Sulmeyer is currently director of the Belfer Center Cyber Security Project Director at Harvard University’s Kennedy School. He and other cyber experts said removing Kasperksy might not be that simple. Just hitting “un-install”might not be enough.
“The more realistic scenario is that there will be a lot of manual work to determine where Kaspersky actually exists and the impact of removing those impacts would be,” said Trevor Rudolph, former chief of the Cyber and National Security Unit at the Office of Management and Budget. “For instance, if Kasperksy is the sole anti-malware on a particular device, if you were just to remove it, you would leave the device vulnerable,” unless you were going to immediately replace it with another software product, he said.

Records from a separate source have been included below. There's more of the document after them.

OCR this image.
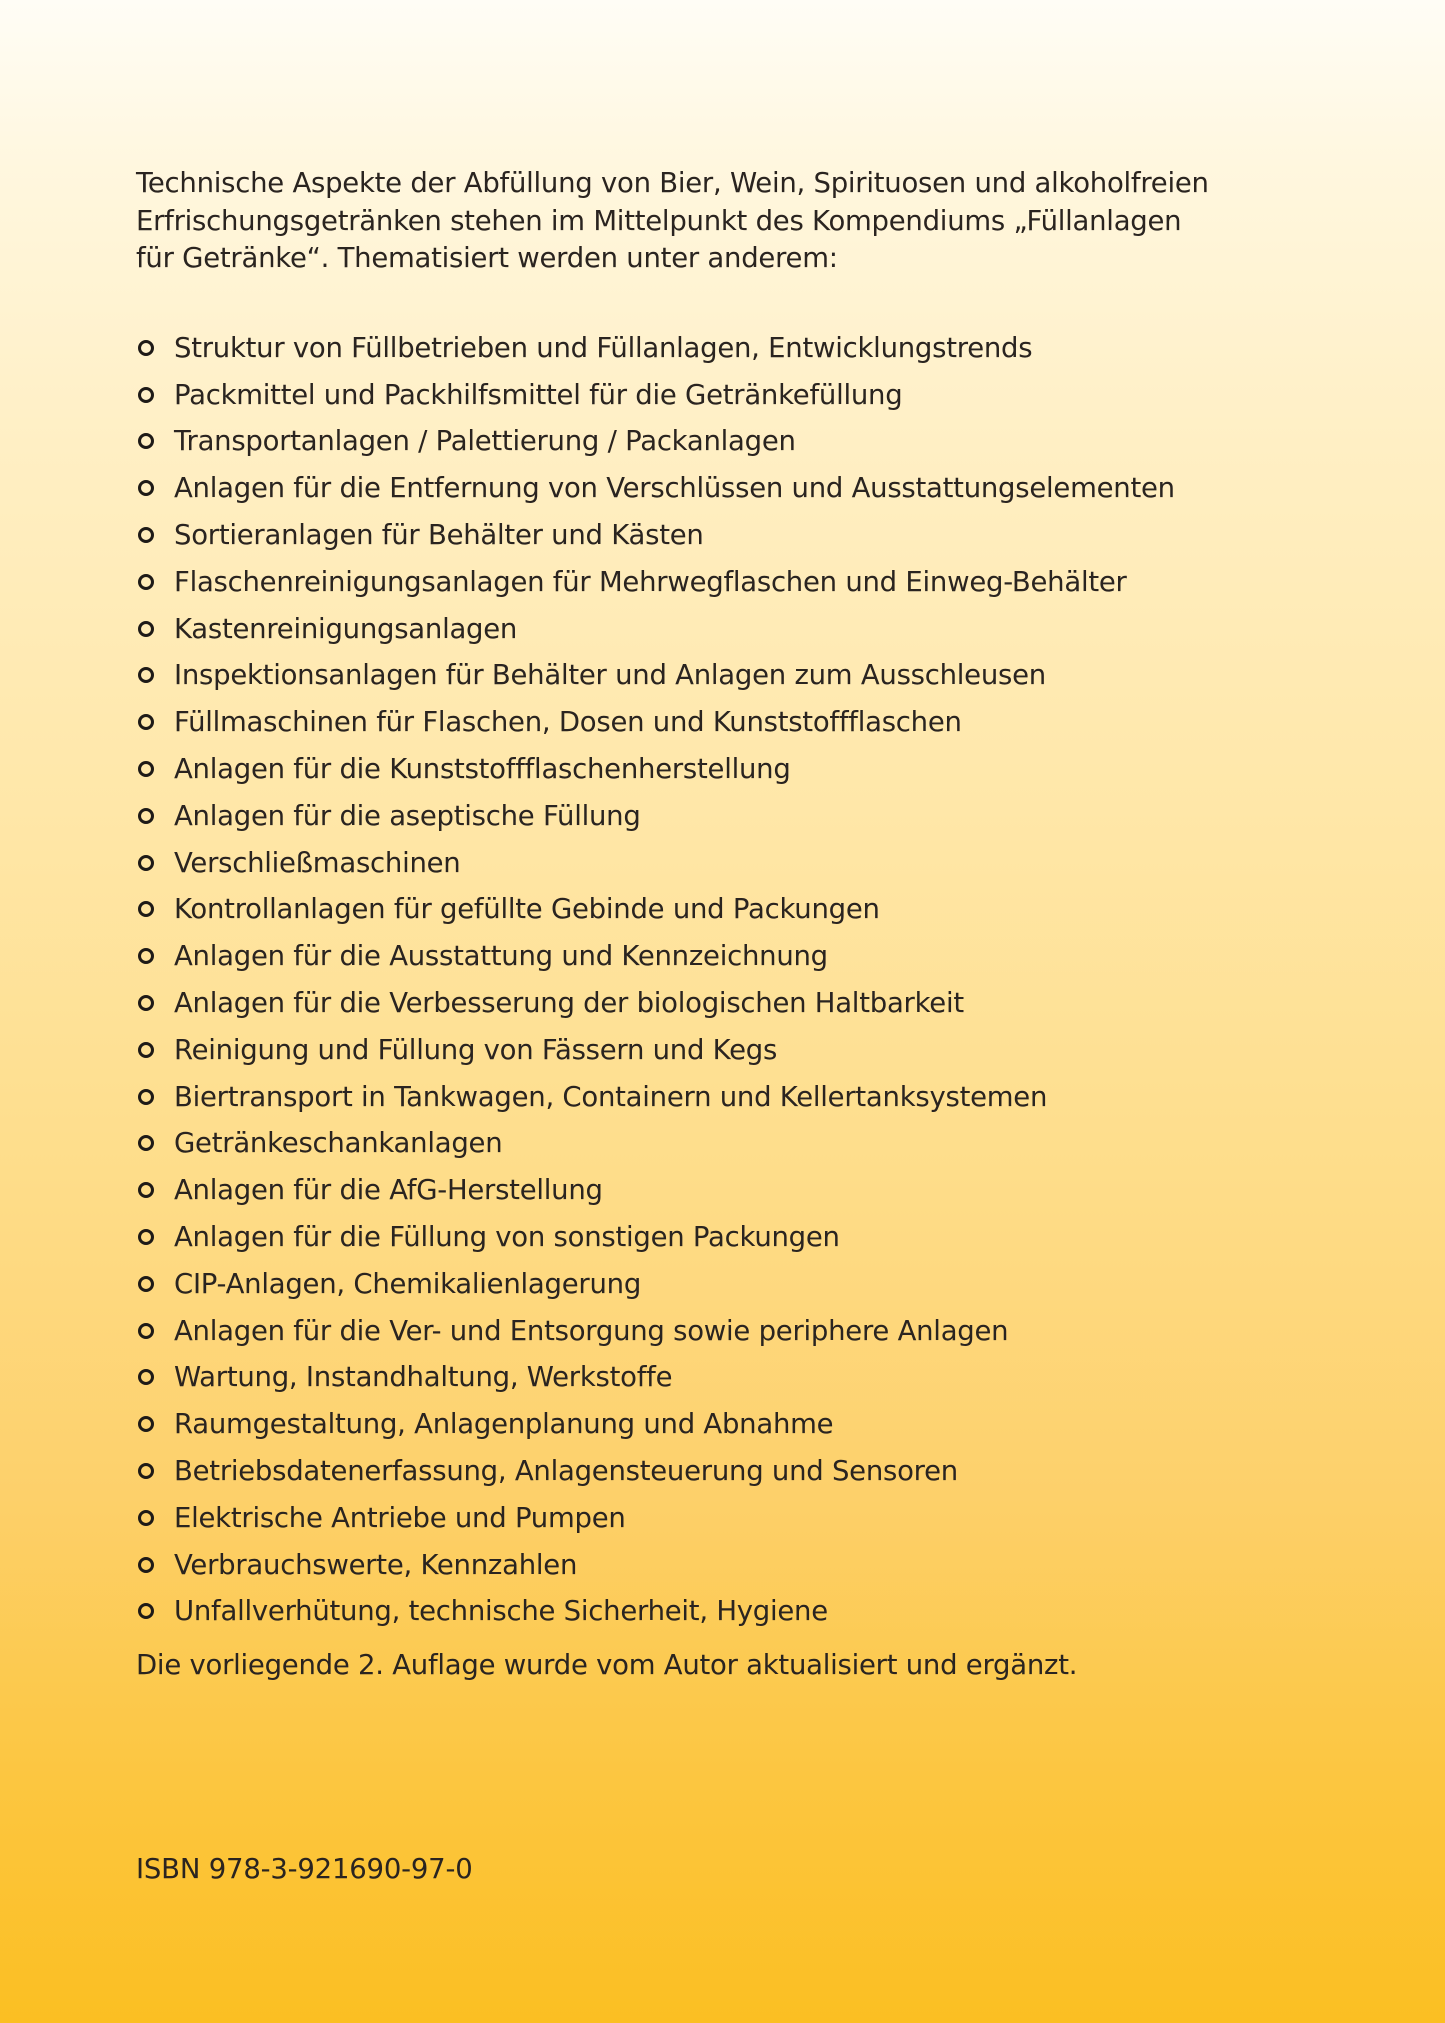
Technische Aspekte der Abfüllung von Bier, Wein, Spirituosen und alkoholfreien
Erfrischungsgetränken stehen im Mittelpunkt des Kompendiums „Füllanlagen
für Getränke“. Thematisiert werden unter anderem:

Struktur von Füllbetrieben und Füllanlagen, Entwicklungstrends
Packmittel und Packhilfsmittel für die Getränkefüllung
Transportanlagen / Palettierung / Packanlagen
Anlagen für die Entfernung von Verschlüssen und Ausstattungselementen
Sortieranlagen für Behälter und Kästen
Flaschenreinigungsanlagen für Mehrwegflaschen und Einweg-Behälter
Kastenreinigungsanlagen
Inspektionsanlagen für Behälter und Anlagen zum Ausschleusen
Füllmaschinen für Flaschen, Dosen und Kunststoffflaschen
Anlagen für die Kunststoffflaschenherstellung
Anlagen für die aseptische Füllung
Verschließmaschinen
Kontrollanlagen für gefüllte Gebinde und Packungen
Anlagen für die Ausstattung und Kennzeichnung
Anlagen für die Verbesserung der biologischen Haltbarkeit
Reinigung und Füllung von Fässern und Kegs
Biertransport in Tankwagen, Containern und Kellertanksystemen
Getränkeschankanlagen
Anlagen für die AfG-Herstellung
Anlagen für die Füllung von sonstigen Packungen
CIP-Anlagen, Chemikalienlagerung
Anlagen für die Ver- und Entsorgung sowie periphere Anlagen
Wartung, Instandhaltung, Werkstoffe
Raumgestaltung, Anlagenplanung und Abnahme
Betriebsdatenerfassung, Anlagensteuerung und Sensoren
Elektrische Antriebe und Pumpen
Verbrauchswerte, Kennzahlen
Unfallverhütung, technische Sicherheit, Hygiene

Die vorliegende 2. Auflage wurde vom Autor aktualisiert und ergänzt.

ISBN 978-3-921690-97-0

Paul Rosenzweig, a cyber expert and former assistant Homeland Security secretary for policy, quipped, “Changing anti-virus software is like changing your underwear.” But he also said that sophisticated cyber enterprises are complex and individualized systems.
“Any good anti-virus software…is tailored to the system it’s protecting,” Rosenzweig said. “The programming is deeply integrated and figuring out how to remove, and more importantly, replace is not a trivial exercise.”
Concerns over Kaspersky heightened recently when the Wall Street Journal reported that in 2015, the personal computer of a National Security Agency contractor who used the Russian software was compromised by Russian hackers. Eugene Kaspersky denied that his company was involved.
In addition, The New York Times reported earlier this month that Israeli alerted U.S. authorities two years ago that Russian hackers had breached computers around the world in a hunt for the code names of American intelligence efforts, and used Kaspersky software to gain access.
In an attempt to overcome the mistrust, Kaspersky this week said it would open up the source code of its software for review by computer security experts and government officials.
Sen. Jeanne Shaheen, D-N.H., whose measure to ban the use of Kaspersky software across the federal government passed the Senate last month, said in agencies should leave “no proverbial stone unturned” in identifying and eliminating the Russian software.
“At the end of this process, there should be confidence that Kaspersky has been completely removed,” she said.